I laid everything out on the kitchen countertop: a brand new box of Hungry Jack buttermilk pancake mix, fresh eggs, vegetable oil, milk, measuring cups, measuring spoons, and two spatulas: a wooden one for mixing, and a flat plastic one for flipping. On top of the gas-lit range warmed an iron griddle already hot enough to spit water. In hungry anticipation of ingredient-mixing nirvana, I scanned my hotcake-cooking arsenal, and noticed something was dreadfully wrong - no mixing bowl.
This wouldn't happen "back home" (in Philadelphia). We have pretty much everything we "need", including a wide array of glass, aluminum, ceramic and plastic bowls. But since we're still getting set up in our new place here in Cochabamba Bolivia, there's no such thing. So I rooted around our still relatively sparse kitchen cabinetry, and came upon my first possible solution: a cereal bowl. But after a crusty-eyed inspection of its dimensions and volume, I surmised it would likely lead to an unbearably cramped mess of batter-mixing frustration. Next option: plastic containers usually reserved for storing and refrigerating leftovers - but just too flimsy, too small, and too square. What about drinking glasses, coffee mugs, plates or plastic bags - no way! The only thing left was a shelf containing 4 shiny-new, teflon-coated, cooking pots and frying pans...bingo!
Within moments, like a half-starved short-order chef, I was manically mixing pancake batter...in a range-top pasta-pot. Maybe not the "perfect solution" by definition, meaning it wasn't a "mixing bowl", but without a doubt, the most perfect "imperfect solution" given the circumstances. And therein lies my epiphany...

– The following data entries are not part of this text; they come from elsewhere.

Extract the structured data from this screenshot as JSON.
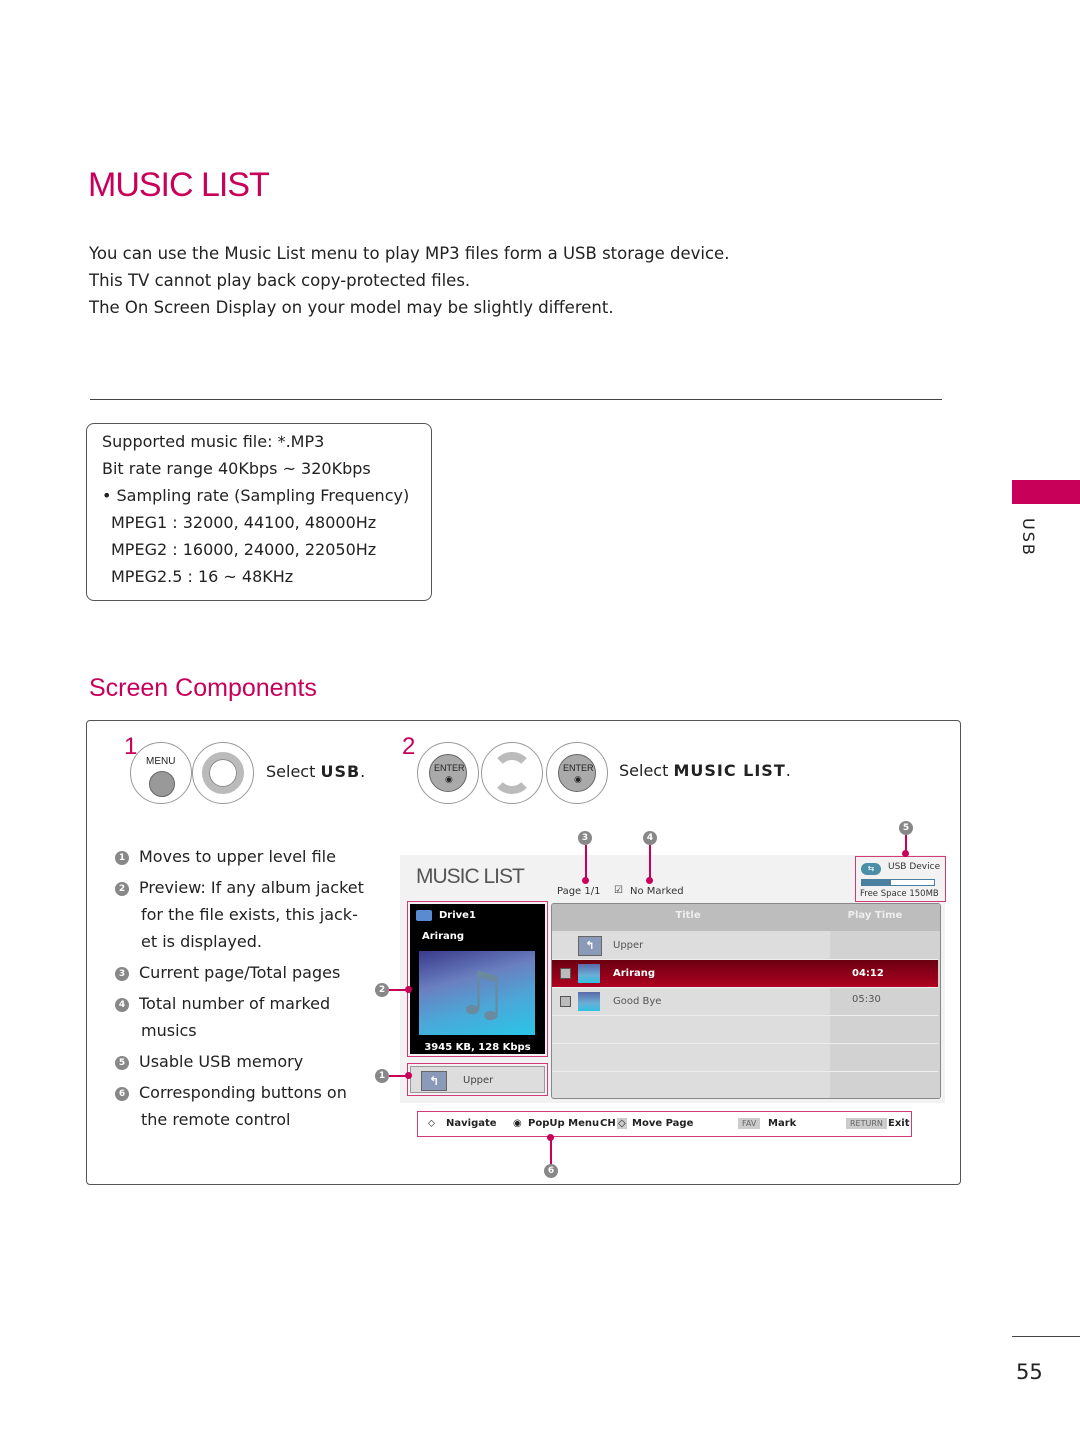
{
  "page": {
    "title": "MUSIC LIST",
    "intro": [
      "You can use the Music List menu to play MP3 files form a USB storage device.",
      "This TV cannot play back copy-protected files.",
      "The On Screen Display on your model may be slightly different."
    ],
    "side_tab": "USB",
    "page_number": "55",
    "accent_color": "#c8005a"
  },
  "spec_box": {
    "heading": "Supported music file: *.MP3",
    "lines": [
      "Bit rate range 40Kbps ~ 320Kbps",
      "• Sampling rate (Sampling Frequency)",
      "MPEG1 : 32000, 44100, 48000Hz",
      "MPEG2 : 16000, 24000, 22050Hz",
      "MPEG2.5 : 16 ~ 48KHz"
    ]
  },
  "screen_components": {
    "heading": "Screen Components",
    "step1": {
      "number": "1",
      "button_label": "MENU",
      "instruction_prefix": "Select ",
      "instruction_bold": "USB",
      "instruction_suffix": "."
    },
    "step2": {
      "number": "2",
      "button_label": "ENTER",
      "instruction_prefix": "Select ",
      "instruction_bold": "MUSIC LIST",
      "instruction_suffix": "."
    },
    "descriptions": [
      {
        "num": "1",
        "lines": [
          "Moves to upper level file"
        ]
      },
      {
        "num": "2",
        "lines": [
          "Preview: If any album jacket",
          "for the file exists, this jack-",
          "et is displayed."
        ]
      },
      {
        "num": "3",
        "lines": [
          "Current page/Total pages"
        ]
      },
      {
        "num": "4",
        "lines": [
          "Total number of marked",
          "musics"
        ]
      },
      {
        "num": "5",
        "lines": [
          "Usable USB memory"
        ]
      },
      {
        "num": "6",
        "lines": [
          "Corresponding buttons on",
          "the remote control"
        ]
      }
    ]
  },
  "osd": {
    "title": "MUSIC LIST",
    "page_info": "Page 1/1",
    "marked_info": "No Marked",
    "usb_device": {
      "label": "USB Device",
      "free_space": "Free Space 150MB",
      "used_fraction": 0.4
    },
    "preview": {
      "drive": "Drive1",
      "track": "Arirang",
      "file_info": "3945 KB, 128 Kbps"
    },
    "upper_button": "Upper",
    "columns": [
      "Title",
      "Play Time"
    ],
    "rows": [
      {
        "type": "folder",
        "title": "Upper",
        "time": "",
        "selected": false
      },
      {
        "type": "music",
        "title": "Arirang",
        "time": "04:12",
        "selected": true
      },
      {
        "type": "music",
        "title": "Good Bye",
        "time": "05:30",
        "selected": false
      }
    ],
    "footer": {
      "navigate": "Navigate",
      "popup": "PopUp Menu",
      "ch_label": "CH",
      "move_page": "Move Page",
      "fav_key": "FAV",
      "mark": "Mark",
      "return_key": "RETURN",
      "exit": "Exit"
    },
    "callouts": [
      "1",
      "2",
      "3",
      "4",
      "5",
      "6"
    ]
  }
}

There is meaningful value in the process of arriving at an "imperfect" solution. And, that the satisfaction derived from experiencing that process, can quite possibly equal or exceed the satisfaction derived from the application of a more conventionally "perfect" solution.
As we look about the world, it's impossible not to notice the problems that need solving: war, poverty, disease, hunger, environmental degradation, corruption, and so on. It's especially difficult if you give any portion of your attention to the non-stop, over-commercialized "news" being spun online, over the air, and over the wires...I digress (that'll be a topic for another post, soon).
But, if we can just remember, that our own solutions to problems, no matter how "perfect" they may seem to us, may very well not be perfect solutions for others. We've got to be willing to take into account other people's culture, history, family, economic means, sympathies, beliefs and priorities before we start doling out solutions. And we've got to give at least equal weight to the value of the process of arriving at solutions as we do to the highly subjective value of the solution itself. And finally, we've got to be willing to allow that process to unfold naturally, with mindful engagement and respect.
Becoming more empathetically inclined this way could enable each and every one of us to experience more satisfying interpersonal and inter-societal relationships that lead us to solutions for the world's most vexing problems, I am sure of it.
You might say extracting all this "meaning" from mixing pancake batter is a bit of a stretch...but I can hardly wait to see what's cook'n for lunch!